On Aug. 19, the U.S. Department of Agriculture announced producers of nearly 17,000 dairy operations have signed up for the Dairy Margin Coverage program.

According to the USDA, the DMC offers protection to dairy producers when the difference between the all-milk price and the average feed cost (the margin) falls below a certain dollar amount selected by the producer.

"We’re encouraged by the number of dairy producers who have signed up for this new program, but we are hopeful that we will get more folks in the door," said USDA Under Secretary for Farm Production and Conservation Bill Northey in a news release. "At this point in the signup process, we are well ahead of the number of producers covered at this time last year under the previous safety net program, with more producers enrolling every day.

"As we move into the home stretch, we expect more producers across the country to get coverage through DMC and our team at FSA is really going above and beyond to make sure we get the word out there, the returns this year-to-date should speak for themselves."

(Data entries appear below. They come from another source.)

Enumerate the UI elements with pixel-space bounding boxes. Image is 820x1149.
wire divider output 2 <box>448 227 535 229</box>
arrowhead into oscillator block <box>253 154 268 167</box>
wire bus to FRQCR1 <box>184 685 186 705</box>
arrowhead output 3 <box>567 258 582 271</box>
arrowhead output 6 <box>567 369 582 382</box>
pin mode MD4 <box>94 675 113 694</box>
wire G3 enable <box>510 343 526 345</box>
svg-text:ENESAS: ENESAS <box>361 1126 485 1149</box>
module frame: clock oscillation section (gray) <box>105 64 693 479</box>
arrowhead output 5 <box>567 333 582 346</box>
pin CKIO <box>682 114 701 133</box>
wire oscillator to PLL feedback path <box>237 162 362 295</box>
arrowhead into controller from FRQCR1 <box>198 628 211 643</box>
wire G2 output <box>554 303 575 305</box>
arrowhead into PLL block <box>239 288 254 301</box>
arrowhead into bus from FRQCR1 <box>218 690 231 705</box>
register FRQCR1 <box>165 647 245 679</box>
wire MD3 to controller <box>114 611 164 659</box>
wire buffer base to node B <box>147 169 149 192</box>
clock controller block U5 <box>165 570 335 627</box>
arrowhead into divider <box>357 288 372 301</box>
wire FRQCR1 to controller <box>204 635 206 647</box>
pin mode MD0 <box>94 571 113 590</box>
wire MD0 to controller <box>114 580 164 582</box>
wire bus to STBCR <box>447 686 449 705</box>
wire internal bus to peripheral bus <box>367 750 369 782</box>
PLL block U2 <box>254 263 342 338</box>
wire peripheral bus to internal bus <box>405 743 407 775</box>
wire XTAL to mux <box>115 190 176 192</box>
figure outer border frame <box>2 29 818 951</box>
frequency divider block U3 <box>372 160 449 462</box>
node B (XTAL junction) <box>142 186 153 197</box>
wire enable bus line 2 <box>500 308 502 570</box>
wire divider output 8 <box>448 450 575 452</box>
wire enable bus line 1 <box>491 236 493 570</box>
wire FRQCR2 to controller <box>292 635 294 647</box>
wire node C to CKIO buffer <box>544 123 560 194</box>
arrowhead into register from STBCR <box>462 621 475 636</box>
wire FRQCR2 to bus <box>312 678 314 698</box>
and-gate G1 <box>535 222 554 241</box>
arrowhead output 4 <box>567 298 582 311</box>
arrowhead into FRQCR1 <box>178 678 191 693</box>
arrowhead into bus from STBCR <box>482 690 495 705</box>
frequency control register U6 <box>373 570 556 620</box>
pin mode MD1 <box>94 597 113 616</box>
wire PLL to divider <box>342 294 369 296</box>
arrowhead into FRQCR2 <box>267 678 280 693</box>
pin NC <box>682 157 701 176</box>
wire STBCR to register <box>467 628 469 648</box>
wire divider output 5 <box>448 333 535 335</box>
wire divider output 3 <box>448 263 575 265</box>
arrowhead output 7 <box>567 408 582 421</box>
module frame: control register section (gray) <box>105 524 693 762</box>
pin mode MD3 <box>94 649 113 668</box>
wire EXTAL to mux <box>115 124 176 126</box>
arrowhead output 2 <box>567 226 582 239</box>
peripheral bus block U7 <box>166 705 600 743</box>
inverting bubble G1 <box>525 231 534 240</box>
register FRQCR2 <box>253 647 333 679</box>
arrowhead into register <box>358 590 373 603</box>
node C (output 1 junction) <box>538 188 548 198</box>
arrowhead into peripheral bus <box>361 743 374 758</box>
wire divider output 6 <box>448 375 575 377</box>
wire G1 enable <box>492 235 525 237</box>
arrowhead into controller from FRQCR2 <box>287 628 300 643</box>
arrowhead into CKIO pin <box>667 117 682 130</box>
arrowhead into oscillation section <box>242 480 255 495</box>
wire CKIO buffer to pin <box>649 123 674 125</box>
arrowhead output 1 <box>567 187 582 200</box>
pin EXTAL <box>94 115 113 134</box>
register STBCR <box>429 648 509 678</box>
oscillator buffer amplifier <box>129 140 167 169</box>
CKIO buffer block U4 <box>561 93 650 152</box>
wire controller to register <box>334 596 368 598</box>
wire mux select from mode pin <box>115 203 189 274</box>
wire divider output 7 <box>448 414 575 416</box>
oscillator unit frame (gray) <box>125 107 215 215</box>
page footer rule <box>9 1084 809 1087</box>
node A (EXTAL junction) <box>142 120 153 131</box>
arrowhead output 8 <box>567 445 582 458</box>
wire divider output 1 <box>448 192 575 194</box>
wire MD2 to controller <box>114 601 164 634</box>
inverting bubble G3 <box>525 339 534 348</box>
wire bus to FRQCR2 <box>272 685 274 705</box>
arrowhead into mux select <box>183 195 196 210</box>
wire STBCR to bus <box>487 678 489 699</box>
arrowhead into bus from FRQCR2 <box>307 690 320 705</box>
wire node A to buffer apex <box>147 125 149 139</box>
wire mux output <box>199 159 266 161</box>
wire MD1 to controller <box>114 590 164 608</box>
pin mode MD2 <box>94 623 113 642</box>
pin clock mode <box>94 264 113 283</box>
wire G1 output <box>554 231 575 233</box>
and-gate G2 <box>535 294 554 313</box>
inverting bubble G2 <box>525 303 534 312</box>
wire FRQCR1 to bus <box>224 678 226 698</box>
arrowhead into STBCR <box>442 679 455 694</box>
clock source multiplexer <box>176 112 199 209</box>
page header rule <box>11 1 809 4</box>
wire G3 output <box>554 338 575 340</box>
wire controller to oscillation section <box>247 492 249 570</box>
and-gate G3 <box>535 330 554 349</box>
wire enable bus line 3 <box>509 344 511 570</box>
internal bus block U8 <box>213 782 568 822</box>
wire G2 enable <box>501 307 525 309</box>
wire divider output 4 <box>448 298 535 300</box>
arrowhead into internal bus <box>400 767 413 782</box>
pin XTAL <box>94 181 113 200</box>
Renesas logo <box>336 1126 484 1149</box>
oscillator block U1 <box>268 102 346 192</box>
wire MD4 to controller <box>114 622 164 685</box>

The deadline to sign up for the DMC is before Sept. 20.

The DMC sign up began in June this year with more than 60% of dairies with established production histories enrolled in the program to date.

"For many smaller dairies, the choice is probably a no-brainer as the retroactive coverage through January has already assured them that the 2019 payments will exceed the required premiums," said U.S. Secretary of Agriculture Sonny Perdue.

The USDA Farm Service Agency began issuing program payments to producers July 11 with the DMC providing retroactive coverage to Jan. 1, 2019.

According to the USDA, producers who have signed up to date will receive more than $219.7 million in payments for January through June, when the income over feed cost margin was $8.63 per hundredweight, triggering the sixth payment for eligible dairy producers who purchased the $9 and $9.50 levels of coverage under DMC.